I walked down the men’s road. A cluster of pigs were muscling each other for a scrap of food beneath one of the houses and making a racket. There was very little light in the sky, but whether it was sunrise or dusk, I wasn’t sure anymore. I had been spun around by them. I was seven hours away from my work, and had been for who knew how many days. Nell was pregnant. She and Fen had made a baby. When I was with them it was easy to convince myself that she hadn’t fully made her choice yet. She played her part in that. Her eyes burned into mine when I had an idea she liked. She followed every word I said; she referred back. When I had written down Martin’s name on the graph she’d passed her finger over the letters. I felt in some ways we’d had some sort of sex, sex of the mind, sex of ideas, sex of words, hundreds and thousands of words, while Fen slept or shat or disappeared. But his kind of sex with her produced a baby. Mine was useless.

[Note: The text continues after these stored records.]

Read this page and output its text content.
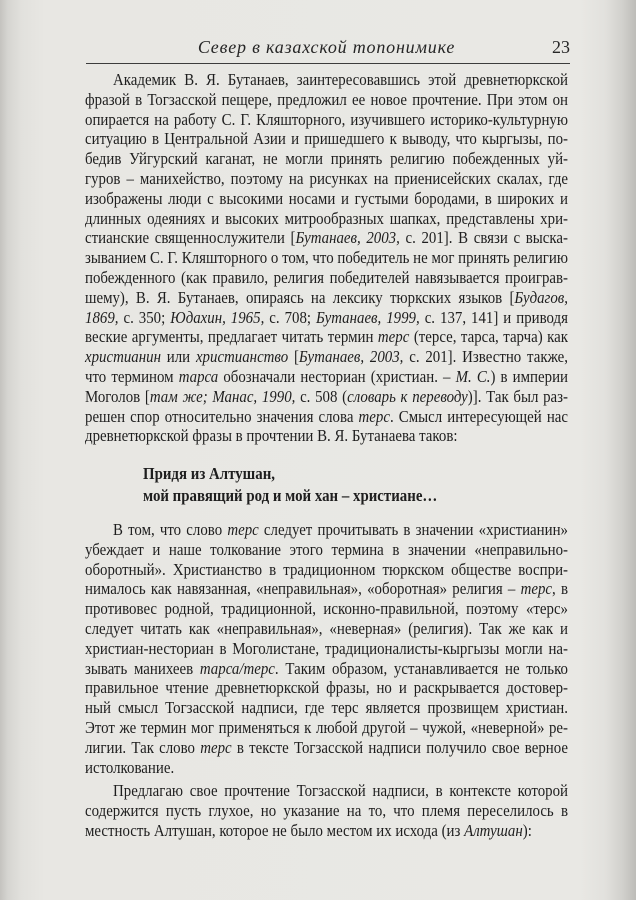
Север в казахской топонимике	23
Академик В. Я. Бутанаев, заинтересовавшись этой древнетюркской
фразой в Тогзасской пещере, предложил ее новое прочтение. При этом он
опирается на работу С. Г. Кляшторного, изучившего историко-культурную
ситуацию в Центральной Азии и пришедшего к выводу, что кыргызы, по-
бедив Уйгурский каганат, не могли принять религию побежденных уй-
гуров – манихейство, поэтому на рисунках на приенисейских скалах, где
изображены люди с высокими носами и густыми бородами, в широких и
длинных одеяниях и высоких митрообразных шапках, представлены хри-
стианские священнослужители [Бутанаев, 2003, с. 201]. В связи с выска-
зыванием С. Г. Кляшторного о том, что победитель не мог принять религию
побежденного (как правило, религия победителей навязывается проиграв-
шему), В. Я. Бутанаев, опираясь на лексику тюркских языков [Будагов,
1869, с. 350; Юдахин, 1965, с. 708; Бутанаев, 1999, с. 137, 141] и приводя
веские аргументы, предлагает читать термин терс (терсе, тарса, тарча) как
христианин или христианство [Бутанаев, 2003, с. 201]. Известно также,
что термином тарса обозначали несториан (христиан. – М. С.) в империи
Моголов [там же; Манас, 1990, с. 508 (словарь к переводу)]. Так был раз-
решен спор относительно значения слова терс. Смысл интересующей нас
древнетюркской фразы в прочтении В. Я. Бутанаева таков:
Придя из Алтушан,
мой правящий род и мой хан – христиане…
В том, что слово терс следует прочитывать в значении «христианин»
убеждает и наше толкование этого термина в значении «неправильно-
оборотный». Христианство в традиционном тюркском обществе воспри-
нималось как навязанная, «неправильная», «оборотная» религия – терс, в
противовес родной, традиционной, исконно-правильной, поэтому «терс»
следует читать как «неправильная», «неверная» (религия). Так же как и
христиан-несториан в Моголистане, традиционалисты-кыргызы могли на-
зывать манихеев тарса/терс. Таким образом, устанавливается не только
правильное чтение древнетюркской фразы, но и раскрывается достовер-
ный смысл Тогзасской надписи, где терс является прозвищем христиан.
Этот же термин мог применяться к любой другой – чужой, «неверной» ре-
лигии. Так слово терс в тексте Тогзасской надписи получило свое верное
истолкование.
Предлагаю свое прочтение Тогзасской надписи, в контексте которой
содержится пусть глухое, но указание на то, что племя переселилось в
местность Алтушан, которое не было местом их исхода (из Алтушан):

Where the houses ended the road broke in three directions: straight to the next hamlet, left toward the water, and right to the women’s road. At this intersection up ahead, I saw two shapes against the trees, a man and a woman. They were not touching. If I hadn’t known better I would have said the man was white, not because of his skin color, which I could not see in the nearly complete darkness, but in the way he stood sloped and heavy with his weight out in front. As I got closer I could hear they were arguing, the girl in a pleading tone, and when the man saw me he started toward me, then stopped short. He turned back and said something to the girl and they moved on quickly up the women’s road. Xambun. It had been Xambun. And for those few steps he’d taken toward me, he’d thought I was Fen.

I went down to the beach. It was empty, the water unnaturally far away. The canoes were lined up, mine included, high up the beach. Fen’s pews. Had he begun interviewing Xambun without telling Nell? I paced for a while, then stood in one place too long and something crawled up the inside of my trouser leg and I shook it out. Scorpion. I stepped on it heavily and the crunch of its carapace and brittle bones was deeply satisfying. I moved quickly up the sand, back to the house. Their lamps were still lit. I put my hands on the ladder and heard their voices. I moved under the house to hear them more clearly.

‘I can see it, Nell. I can see it right in front of me and I can hear it in your voice and I can feel it under my skin. I’m not inventing anything.’

‘This is what you do. That’s why you’re a Northerner. You want to keep people under lock and key. One real conversation with someone else and—’

‘Oh,’ he began in falsetto, ‘you’re a Southerner and I’m a Southerner and he’s an asshole. I recognize this. That was me three years ago. And now I’m Helen on the fucking quai.’